The page also includes a lot of “metadata“. This metadata conforms to two standards each of which is set to transform the way in which multilingual intelligent content is produced, published, discovered and consumed.

Resource Description Format in Attributes

In layman’s terms RDFa is a way of embedding sense and definition into a document in such a way that non-human agents (machines and computer programs) can read and “understand” the content. RDFa is one mechanism for building the Multilingual Semantic Web.

If you right-click this page in your browser and choose “View Source” you’ll see that it contains attributes (things which allow generic HTML tags to have more unique characteristics) such as property and typeof. These allow web robots to understand those parts of the content that I have decorated at a much more fundamental level. For example, that I created the page, the vocabulary that I have used to describe people, organisations and concepts within the document, and details about them. This data can form the basis of wider inferences regarding personal and content relationships.

Internationalization Tag Set 2.0

ITS 2.0 is a brand new W3C standard which is being funded through the European Commission as the Multilingual Web (Language Technologies) Working Group; part of the W3C Internationalization Activity. Its goal is to define categories of metadata relating to the production and publishing of multilingual web content.

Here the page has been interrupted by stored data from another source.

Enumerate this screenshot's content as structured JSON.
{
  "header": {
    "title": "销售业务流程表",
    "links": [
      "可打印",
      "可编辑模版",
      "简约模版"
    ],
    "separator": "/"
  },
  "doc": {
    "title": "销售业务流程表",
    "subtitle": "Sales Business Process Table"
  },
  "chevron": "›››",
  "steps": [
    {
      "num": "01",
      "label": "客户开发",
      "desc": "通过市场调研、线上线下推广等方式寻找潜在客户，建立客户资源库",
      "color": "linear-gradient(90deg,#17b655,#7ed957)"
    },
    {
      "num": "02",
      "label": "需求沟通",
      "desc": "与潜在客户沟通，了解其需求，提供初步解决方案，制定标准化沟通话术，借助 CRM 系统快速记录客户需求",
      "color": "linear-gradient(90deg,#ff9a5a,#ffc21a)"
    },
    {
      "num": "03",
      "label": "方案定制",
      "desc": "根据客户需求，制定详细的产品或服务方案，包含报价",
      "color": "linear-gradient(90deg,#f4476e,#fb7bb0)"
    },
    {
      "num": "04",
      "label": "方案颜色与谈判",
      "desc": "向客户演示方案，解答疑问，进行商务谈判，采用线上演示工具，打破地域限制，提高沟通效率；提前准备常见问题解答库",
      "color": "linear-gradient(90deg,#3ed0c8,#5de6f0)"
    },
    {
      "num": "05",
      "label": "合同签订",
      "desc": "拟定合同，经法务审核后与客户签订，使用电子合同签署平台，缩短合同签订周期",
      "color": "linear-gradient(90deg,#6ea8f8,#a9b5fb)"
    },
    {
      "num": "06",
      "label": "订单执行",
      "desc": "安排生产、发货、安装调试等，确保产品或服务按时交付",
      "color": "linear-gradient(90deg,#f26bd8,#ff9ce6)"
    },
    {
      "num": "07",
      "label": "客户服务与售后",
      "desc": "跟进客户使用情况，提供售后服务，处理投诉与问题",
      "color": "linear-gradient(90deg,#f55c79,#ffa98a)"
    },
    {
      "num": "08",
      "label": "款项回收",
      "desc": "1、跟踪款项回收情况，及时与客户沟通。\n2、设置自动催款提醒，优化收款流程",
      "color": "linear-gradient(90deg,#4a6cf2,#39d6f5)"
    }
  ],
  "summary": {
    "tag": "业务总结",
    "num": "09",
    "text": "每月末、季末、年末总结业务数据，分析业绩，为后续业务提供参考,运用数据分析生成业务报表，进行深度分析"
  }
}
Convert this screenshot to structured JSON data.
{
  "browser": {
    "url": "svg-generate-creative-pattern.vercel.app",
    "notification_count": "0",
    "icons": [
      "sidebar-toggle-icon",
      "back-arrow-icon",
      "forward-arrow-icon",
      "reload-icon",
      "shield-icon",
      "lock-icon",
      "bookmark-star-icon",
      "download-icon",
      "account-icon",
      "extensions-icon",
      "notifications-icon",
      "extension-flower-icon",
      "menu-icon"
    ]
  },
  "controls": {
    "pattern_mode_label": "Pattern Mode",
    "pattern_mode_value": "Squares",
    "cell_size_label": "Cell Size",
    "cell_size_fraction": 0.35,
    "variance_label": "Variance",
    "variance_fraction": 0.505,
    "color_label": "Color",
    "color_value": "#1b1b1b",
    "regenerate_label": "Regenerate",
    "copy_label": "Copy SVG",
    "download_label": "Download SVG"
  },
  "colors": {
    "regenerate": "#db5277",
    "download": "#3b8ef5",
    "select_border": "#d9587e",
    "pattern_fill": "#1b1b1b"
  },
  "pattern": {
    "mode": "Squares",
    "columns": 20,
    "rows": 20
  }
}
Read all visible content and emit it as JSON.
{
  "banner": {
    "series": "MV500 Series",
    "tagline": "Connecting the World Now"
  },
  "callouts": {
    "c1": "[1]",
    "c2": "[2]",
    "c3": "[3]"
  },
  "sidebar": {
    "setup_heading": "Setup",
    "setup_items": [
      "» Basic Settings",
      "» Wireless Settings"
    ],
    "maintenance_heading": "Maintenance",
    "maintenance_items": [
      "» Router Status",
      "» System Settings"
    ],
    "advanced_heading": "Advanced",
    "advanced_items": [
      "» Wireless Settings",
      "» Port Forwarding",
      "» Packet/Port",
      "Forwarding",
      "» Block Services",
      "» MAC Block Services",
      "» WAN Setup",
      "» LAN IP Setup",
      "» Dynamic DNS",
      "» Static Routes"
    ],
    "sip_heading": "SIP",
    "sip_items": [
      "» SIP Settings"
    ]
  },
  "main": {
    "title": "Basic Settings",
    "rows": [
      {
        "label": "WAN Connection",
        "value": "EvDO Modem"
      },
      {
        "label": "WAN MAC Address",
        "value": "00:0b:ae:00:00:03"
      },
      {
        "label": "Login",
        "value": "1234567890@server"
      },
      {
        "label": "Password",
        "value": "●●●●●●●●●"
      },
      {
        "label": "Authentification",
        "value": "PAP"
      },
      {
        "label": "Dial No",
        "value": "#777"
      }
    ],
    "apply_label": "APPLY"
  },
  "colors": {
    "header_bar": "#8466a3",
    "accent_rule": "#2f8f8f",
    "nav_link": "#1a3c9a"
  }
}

To exemplify this, the overview of ITS 2.0 below was translated from German to English using the Microsoft Bing machine translation engine. Viewing the source of this page and searching for “its-” will locate ITS Localization Quality metadata that I annotated the translations with so as to capture my review of the target English.

“The goal of MultilingualWeb LT (multilingual Web – language technologies) it is to demonstrate how such metadata encoded, safely passed on and used in various processes such as Lokalisierungsworkflows can be and frameworks such as Okapi, machine translation, or CMS systems like Drupal.
Instead of a theoretical and institutional approach to standardization, LT-Web aims to develop implementations, which concretely demonstrates the value of metadata with real systems and users. The resulting conventions and results are documented and published as a W3C standard, including the necessary documentation, data and test suite, as the W3C standardization process requires it.”

Summary

I’m very excited about Global Intelligent Content. This post is a very small and personal contribution to the vision but hopefully it illustrates in a simple way what it is about and some of its possibilities.